‘Cartel 2045’ Movie Review

There’s a certain pleasure in watching cheaply-made action and sci-fi films. On top of whatever it is you’re actually watching, you’re also trying to figure out how certain shots were achieved (and laughing when they fail) and wondering whether the director got his cousin to staple the plywood sets together. You can usually tell which car is going to explode based on how clapped out it is. Some of this joy has been lost as digital effects and editing have gotten good enough to be passable in even the zeddest of the Z-grade flicks.

Cartel 2045 is a cheaply-made film. We are talking obvious, unpainted plywood, paint-drape and pallet sets here. We’re talking spray-painted cars clearly bought out of the local classified section. In the age of plasma TVs thrown out with the garbage, we’re talking furniture shop prop TVs. All the money seems to have been spent on 1: digital robot effects and 2: Danny Trejo, who plays the leader of a Mexican cartel that uses the robots in a reign of terror. So our heroes have to stop him and his robots.

It’s also badly made. This film is clearly the product of a person who likes movies, but doesn’t understand movies. The editing doesn’t flow. There are far, far too many needless “cool” tracking shots that only make you think whatever conversation you’re watching is about to be pounced on by a monster. The music choices would better suit a horror movie – there’s even Ligeti’s Lux Aeterna straight out of 2001: A Space Odyssey in a completely inappropriate scene. It also has “grindhouse” dirt, grain and wear digitally applied, but still looks like it was shot on consumer-grade equipment.

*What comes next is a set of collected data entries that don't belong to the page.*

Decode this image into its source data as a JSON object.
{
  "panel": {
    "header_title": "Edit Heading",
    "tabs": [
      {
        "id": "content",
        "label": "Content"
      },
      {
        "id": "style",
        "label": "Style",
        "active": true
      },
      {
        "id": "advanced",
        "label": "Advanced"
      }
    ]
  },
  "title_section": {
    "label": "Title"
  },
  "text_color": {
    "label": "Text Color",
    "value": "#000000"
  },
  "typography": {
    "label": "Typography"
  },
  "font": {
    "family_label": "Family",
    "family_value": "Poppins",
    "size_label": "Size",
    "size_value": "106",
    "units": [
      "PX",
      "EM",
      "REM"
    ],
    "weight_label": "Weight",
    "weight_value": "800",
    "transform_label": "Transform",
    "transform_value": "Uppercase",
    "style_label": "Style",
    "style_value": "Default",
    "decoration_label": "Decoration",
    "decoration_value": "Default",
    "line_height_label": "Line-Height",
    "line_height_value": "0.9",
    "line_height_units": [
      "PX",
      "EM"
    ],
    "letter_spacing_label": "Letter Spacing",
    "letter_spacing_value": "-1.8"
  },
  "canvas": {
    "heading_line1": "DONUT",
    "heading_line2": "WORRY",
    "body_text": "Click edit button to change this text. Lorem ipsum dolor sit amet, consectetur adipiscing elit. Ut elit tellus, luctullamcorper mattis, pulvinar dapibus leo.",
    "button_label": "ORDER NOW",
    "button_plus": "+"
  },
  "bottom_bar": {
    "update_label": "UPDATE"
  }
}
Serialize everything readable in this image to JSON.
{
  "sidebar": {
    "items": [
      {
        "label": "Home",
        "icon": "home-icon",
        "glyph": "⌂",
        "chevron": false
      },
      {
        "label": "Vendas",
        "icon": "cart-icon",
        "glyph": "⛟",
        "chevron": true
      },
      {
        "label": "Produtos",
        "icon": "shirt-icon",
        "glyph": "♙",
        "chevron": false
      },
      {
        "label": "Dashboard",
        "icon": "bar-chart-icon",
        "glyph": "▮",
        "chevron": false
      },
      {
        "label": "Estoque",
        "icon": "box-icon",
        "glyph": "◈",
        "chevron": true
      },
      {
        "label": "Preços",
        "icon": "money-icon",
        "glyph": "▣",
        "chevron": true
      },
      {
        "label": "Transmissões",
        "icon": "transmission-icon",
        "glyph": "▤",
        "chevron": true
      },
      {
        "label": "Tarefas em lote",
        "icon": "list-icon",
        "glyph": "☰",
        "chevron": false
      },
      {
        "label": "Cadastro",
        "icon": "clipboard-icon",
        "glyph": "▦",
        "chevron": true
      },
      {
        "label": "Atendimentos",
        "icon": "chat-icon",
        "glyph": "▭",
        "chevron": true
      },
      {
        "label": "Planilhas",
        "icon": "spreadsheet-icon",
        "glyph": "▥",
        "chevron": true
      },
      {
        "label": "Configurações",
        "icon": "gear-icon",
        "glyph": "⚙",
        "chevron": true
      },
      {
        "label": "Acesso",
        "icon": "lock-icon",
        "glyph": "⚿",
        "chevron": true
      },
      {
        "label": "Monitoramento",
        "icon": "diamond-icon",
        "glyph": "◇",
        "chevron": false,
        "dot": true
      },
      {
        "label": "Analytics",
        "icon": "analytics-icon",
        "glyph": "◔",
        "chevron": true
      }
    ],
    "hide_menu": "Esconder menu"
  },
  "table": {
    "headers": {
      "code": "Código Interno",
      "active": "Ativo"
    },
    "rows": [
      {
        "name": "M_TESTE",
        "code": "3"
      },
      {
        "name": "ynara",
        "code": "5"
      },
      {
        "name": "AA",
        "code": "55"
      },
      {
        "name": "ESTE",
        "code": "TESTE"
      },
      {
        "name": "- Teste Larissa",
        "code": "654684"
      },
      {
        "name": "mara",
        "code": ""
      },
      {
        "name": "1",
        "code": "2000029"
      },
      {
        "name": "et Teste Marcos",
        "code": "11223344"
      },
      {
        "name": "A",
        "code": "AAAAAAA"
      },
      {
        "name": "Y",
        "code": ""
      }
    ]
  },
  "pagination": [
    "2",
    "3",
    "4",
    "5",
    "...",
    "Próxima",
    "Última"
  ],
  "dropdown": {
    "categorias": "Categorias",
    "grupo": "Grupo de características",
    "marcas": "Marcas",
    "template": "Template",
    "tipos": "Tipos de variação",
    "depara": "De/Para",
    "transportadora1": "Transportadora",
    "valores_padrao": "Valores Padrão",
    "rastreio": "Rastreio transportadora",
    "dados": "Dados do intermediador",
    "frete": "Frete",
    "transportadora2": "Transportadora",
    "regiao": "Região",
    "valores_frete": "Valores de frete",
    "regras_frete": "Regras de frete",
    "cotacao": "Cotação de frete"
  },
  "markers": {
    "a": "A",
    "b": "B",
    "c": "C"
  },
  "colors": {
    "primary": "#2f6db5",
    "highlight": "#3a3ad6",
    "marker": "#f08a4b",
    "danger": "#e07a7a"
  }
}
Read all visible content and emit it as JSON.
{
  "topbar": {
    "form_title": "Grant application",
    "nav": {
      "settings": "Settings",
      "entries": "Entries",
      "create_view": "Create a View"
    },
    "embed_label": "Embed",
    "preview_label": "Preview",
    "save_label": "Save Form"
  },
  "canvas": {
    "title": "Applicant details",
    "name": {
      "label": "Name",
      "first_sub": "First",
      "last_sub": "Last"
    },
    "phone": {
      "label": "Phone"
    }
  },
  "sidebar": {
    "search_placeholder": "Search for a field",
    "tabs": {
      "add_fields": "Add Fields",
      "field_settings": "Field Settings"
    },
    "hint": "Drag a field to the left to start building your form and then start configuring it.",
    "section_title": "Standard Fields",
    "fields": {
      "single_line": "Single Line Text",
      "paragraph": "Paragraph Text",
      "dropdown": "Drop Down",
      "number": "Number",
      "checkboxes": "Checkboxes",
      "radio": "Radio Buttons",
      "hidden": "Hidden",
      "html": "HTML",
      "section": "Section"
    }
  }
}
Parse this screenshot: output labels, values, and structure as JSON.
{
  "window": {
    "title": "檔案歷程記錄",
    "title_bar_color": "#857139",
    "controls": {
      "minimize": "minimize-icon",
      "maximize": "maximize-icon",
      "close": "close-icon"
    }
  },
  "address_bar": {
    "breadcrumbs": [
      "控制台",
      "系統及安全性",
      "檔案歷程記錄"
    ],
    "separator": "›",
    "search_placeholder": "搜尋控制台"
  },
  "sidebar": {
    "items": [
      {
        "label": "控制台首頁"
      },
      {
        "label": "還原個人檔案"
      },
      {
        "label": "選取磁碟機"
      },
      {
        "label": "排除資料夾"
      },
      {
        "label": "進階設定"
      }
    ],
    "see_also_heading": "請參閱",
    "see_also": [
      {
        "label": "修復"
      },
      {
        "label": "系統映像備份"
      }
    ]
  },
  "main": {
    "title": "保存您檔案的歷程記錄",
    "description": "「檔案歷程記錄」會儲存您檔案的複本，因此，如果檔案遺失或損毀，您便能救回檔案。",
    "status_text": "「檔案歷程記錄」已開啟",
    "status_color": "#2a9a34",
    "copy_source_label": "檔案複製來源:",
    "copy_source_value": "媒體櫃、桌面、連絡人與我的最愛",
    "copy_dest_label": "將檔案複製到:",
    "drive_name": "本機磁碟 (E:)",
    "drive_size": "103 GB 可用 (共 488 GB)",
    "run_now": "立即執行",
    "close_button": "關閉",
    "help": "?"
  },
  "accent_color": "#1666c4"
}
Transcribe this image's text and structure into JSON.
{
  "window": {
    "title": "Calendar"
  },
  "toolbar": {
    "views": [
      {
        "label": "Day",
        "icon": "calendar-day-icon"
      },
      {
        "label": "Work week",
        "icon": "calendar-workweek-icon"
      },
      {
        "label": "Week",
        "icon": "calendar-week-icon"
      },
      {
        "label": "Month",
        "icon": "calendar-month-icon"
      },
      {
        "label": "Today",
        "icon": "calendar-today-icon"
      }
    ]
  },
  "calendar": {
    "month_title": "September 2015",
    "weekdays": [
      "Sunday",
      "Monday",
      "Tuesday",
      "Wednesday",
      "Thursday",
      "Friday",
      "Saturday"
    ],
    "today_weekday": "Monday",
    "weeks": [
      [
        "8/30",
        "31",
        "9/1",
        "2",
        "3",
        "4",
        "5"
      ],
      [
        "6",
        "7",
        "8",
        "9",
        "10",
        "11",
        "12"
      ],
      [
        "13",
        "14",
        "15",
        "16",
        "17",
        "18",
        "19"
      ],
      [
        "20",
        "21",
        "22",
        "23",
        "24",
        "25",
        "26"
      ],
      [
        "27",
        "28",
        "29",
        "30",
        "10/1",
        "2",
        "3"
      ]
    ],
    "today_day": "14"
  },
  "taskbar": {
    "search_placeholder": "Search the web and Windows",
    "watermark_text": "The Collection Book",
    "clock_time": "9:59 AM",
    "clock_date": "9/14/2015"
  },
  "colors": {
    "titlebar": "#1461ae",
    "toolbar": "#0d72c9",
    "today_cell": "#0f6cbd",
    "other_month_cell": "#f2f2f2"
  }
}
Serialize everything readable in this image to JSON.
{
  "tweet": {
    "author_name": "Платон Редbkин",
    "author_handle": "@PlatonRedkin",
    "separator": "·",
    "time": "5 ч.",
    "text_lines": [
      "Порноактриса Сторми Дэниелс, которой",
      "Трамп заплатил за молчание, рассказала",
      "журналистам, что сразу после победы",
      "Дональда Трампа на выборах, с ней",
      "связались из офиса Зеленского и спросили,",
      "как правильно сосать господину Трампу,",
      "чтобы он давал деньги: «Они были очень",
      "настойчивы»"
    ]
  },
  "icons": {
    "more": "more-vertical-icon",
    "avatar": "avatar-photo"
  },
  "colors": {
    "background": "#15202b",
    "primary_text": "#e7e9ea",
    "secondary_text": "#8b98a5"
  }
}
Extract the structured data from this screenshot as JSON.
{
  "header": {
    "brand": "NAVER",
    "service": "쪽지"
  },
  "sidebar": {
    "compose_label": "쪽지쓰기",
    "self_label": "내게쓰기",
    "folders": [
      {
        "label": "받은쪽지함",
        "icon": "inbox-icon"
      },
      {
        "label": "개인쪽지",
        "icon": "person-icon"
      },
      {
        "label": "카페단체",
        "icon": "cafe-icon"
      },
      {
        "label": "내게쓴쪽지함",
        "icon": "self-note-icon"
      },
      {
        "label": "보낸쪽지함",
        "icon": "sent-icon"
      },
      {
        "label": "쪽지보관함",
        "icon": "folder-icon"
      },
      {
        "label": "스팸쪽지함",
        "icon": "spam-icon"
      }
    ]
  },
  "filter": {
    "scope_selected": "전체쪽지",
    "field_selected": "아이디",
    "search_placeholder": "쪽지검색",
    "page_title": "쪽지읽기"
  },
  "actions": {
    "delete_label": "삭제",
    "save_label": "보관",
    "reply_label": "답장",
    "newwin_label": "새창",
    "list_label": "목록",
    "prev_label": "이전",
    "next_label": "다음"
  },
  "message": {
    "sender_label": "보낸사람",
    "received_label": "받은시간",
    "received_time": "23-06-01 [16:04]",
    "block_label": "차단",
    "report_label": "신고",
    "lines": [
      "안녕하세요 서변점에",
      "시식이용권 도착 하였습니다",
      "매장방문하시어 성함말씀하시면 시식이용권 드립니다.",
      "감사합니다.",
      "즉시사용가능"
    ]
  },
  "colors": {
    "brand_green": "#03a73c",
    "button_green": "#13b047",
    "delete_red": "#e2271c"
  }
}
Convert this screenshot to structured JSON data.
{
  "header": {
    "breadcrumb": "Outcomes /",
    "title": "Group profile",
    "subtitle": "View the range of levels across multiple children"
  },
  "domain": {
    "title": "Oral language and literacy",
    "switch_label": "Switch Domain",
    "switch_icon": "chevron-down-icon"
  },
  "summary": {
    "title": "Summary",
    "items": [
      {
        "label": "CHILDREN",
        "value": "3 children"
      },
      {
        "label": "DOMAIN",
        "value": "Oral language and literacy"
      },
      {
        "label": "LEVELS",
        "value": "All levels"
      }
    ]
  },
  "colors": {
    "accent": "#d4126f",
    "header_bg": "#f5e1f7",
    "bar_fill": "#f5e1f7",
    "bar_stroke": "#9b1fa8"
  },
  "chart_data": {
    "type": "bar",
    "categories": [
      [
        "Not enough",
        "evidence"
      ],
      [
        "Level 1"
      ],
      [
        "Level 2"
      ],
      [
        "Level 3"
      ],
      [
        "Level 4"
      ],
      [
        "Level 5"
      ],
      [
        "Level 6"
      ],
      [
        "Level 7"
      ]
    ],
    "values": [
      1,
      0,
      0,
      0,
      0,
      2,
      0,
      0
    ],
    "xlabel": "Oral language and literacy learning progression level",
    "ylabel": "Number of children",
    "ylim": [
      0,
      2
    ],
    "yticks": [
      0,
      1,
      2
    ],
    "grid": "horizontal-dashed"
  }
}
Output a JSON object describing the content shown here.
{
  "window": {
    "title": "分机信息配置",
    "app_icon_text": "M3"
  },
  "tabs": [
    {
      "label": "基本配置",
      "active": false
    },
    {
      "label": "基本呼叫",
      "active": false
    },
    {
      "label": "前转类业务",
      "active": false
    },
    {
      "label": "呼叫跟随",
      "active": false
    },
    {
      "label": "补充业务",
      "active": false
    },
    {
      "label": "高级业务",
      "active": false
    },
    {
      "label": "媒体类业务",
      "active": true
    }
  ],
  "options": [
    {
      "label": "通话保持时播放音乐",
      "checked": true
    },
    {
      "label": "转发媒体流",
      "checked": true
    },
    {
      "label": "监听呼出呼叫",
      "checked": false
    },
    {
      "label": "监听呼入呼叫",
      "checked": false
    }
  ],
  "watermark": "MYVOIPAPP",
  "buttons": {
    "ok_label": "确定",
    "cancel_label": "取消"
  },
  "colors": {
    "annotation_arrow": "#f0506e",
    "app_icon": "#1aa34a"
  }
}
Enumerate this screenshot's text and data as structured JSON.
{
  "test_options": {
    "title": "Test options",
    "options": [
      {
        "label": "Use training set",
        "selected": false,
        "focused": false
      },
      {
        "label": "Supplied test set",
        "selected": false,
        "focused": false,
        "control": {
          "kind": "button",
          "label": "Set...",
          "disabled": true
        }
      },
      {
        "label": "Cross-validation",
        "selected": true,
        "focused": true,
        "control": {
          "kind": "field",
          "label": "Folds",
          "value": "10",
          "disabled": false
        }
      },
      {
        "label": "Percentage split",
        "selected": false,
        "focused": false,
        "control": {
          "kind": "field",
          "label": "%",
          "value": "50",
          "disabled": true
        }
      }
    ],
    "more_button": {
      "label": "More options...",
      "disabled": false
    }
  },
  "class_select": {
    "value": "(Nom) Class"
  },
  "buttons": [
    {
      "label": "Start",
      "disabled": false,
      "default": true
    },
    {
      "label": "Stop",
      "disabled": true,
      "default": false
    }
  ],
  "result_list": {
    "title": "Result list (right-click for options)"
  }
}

The cast seem embarrassed, and the (poor) dialogue is delivered with barely any eye contact or emphasis. The audio seems to be recorded on location without so much as a boom mic, or ADR-ed in with no genuine attempt at synchronisation. Numerous shots feature the back of a speaker’s head because they didn’t plan for shot/countershot. I cannot imagine a storyboard being used at any point; every scene appears to have been shot off the cuff.

But this is all technical stuff, and I’m sure you’re wondering if a movie that features gangster robots in Mexico is at least fun in some way. No, sorry. This is not fun. Not even so-bad-it’s good. It’s a genuine drag to sit through. I really struggled to get all the way to the end.

If I had to give the director some constructive criticism, it would be stop trying to be badass. You cannot be badass at this skill or budget level. You have to overcrank your style to make the audience laugh. If this film had shown a trace of campy self-awareness, we could have had a Tremors or an Army of Darkness. Instead we got something that looks like it was made for YouTube by high school students.